= Who's Who in the DC Universe (DC Heroes) =

Roleplaying game supplements

Who's Who in the DC Universe is a series of role-playing supplements for DC Heroes published by Mayfair Games from 1992 to 1993.

==Contents==
Who's Who in the DC Universe is a supplement in which characters, equipment, and locations are described.

==Publication history==
Shannon Appelcline noted that although Mayfair was closing down their other role-playing lines by 1993, "It looked like DC Heroes might continue, as it was reaching a new creative high in its final years.
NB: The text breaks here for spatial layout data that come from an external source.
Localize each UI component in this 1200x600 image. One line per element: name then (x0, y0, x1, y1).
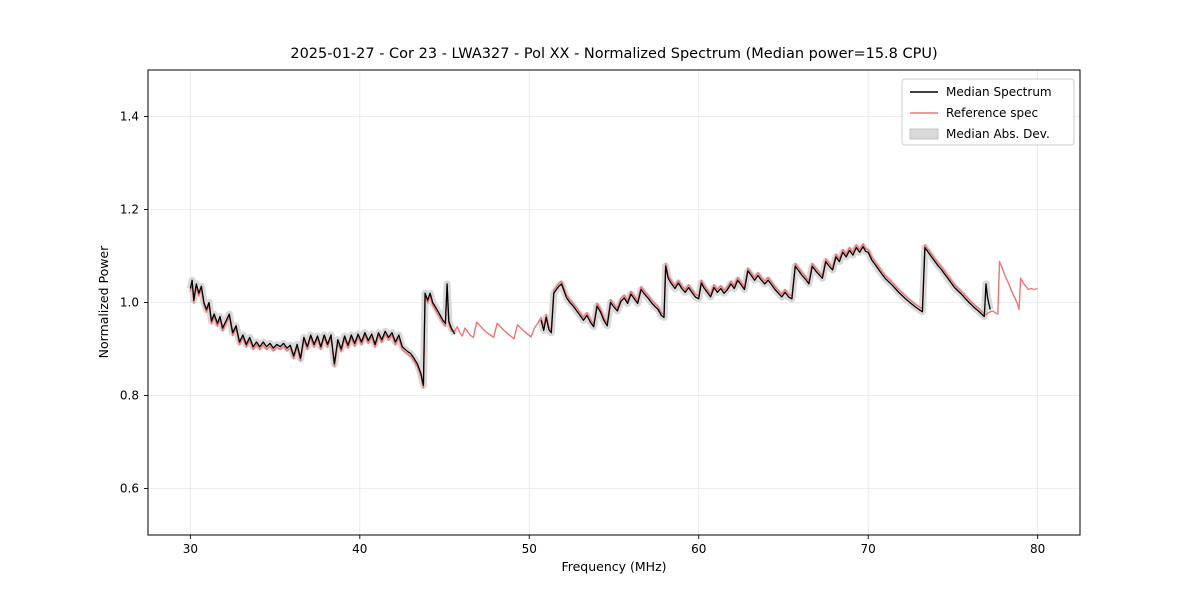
legend-box (901, 78, 1075, 146)
spectrum-line-median-spectrum (540, 246, 991, 334)
y-axis-label: Normalized Power (96, 245, 111, 359)
mad-band (186, 276, 458, 389)
chart-title: 2025-01-27 - Cor 23 - LWA327 - Pol XX - … (290, 46, 937, 62)
series-reference-spec (189, 243, 1038, 389)
x-tick-label: 30 (183, 542, 198, 556)
x-tick-label: 80 (1030, 542, 1045, 556)
plot-frame (147, 69, 1081, 536)
spectrum-line-reference-spec (189, 243, 1038, 389)
legend-swatch-median-abs-dev (909, 128, 939, 140)
x-tick-label: 60 (691, 542, 706, 556)
axes-layer: 30 40 50 60 70 80 0.6 0.8 1.0 1.2 1.4 (120, 69, 1081, 556)
y-tick-label: 0.6 (120, 482, 139, 496)
y-tick-label: 1.0 (120, 296, 139, 310)
x-axis-label: Frequency (MHz) (561, 559, 666, 574)
legend-label-median-spectrum: Median Spectrum (946, 85, 1052, 99)
legend: Median Spectrum Reference spec Median Abs.… (901, 78, 1075, 146)
series-median-abs-dev (186, 243, 994, 389)
x-tick-label: 70 (861, 542, 876, 556)
legend-label-reference-spec: Reference spec (946, 106, 1038, 120)
y-tick-label: 1.4 (120, 110, 139, 124)
x-tick-label: 40 (352, 542, 367, 556)
series-median-spectrum (189, 246, 991, 386)
y-tick-label: 0.8 (120, 389, 139, 403)
spectrum-line-median-spectrum (189, 279, 456, 386)
series-layer (186, 243, 1038, 389)
x-tick-label: 50 (522, 542, 537, 556)
y-tick-label: 1.2 (120, 203, 139, 217)
legend-label-median-abs-dev: Median Abs. Dev. (946, 127, 1050, 141)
Swamp Thing (1991), Magic (1992) and Who's Who in the DC Universe 2 (1992) all covered new ground for the game by detailing people and places that were then gelling into DC's new Vertigo universe (1993)."

==Reception==
Gene Alloway reviewed Who's Who in the DC Universe I, II, and III in White Wolf #37 (July/Aug., 1993), rating it a 4 out of 5 and stated that "Who's Who in the DC Universe is a worthy addition to the DC Heroes line of products. Covering virtually every object and character of any note in the DC Universe, it should provide characters and GM's with a great cast book for characters, or to at least get ideas for new characters. I highly recommend this Mayfair series to all DC Heroes and any DC Comics fan who wants a great resource."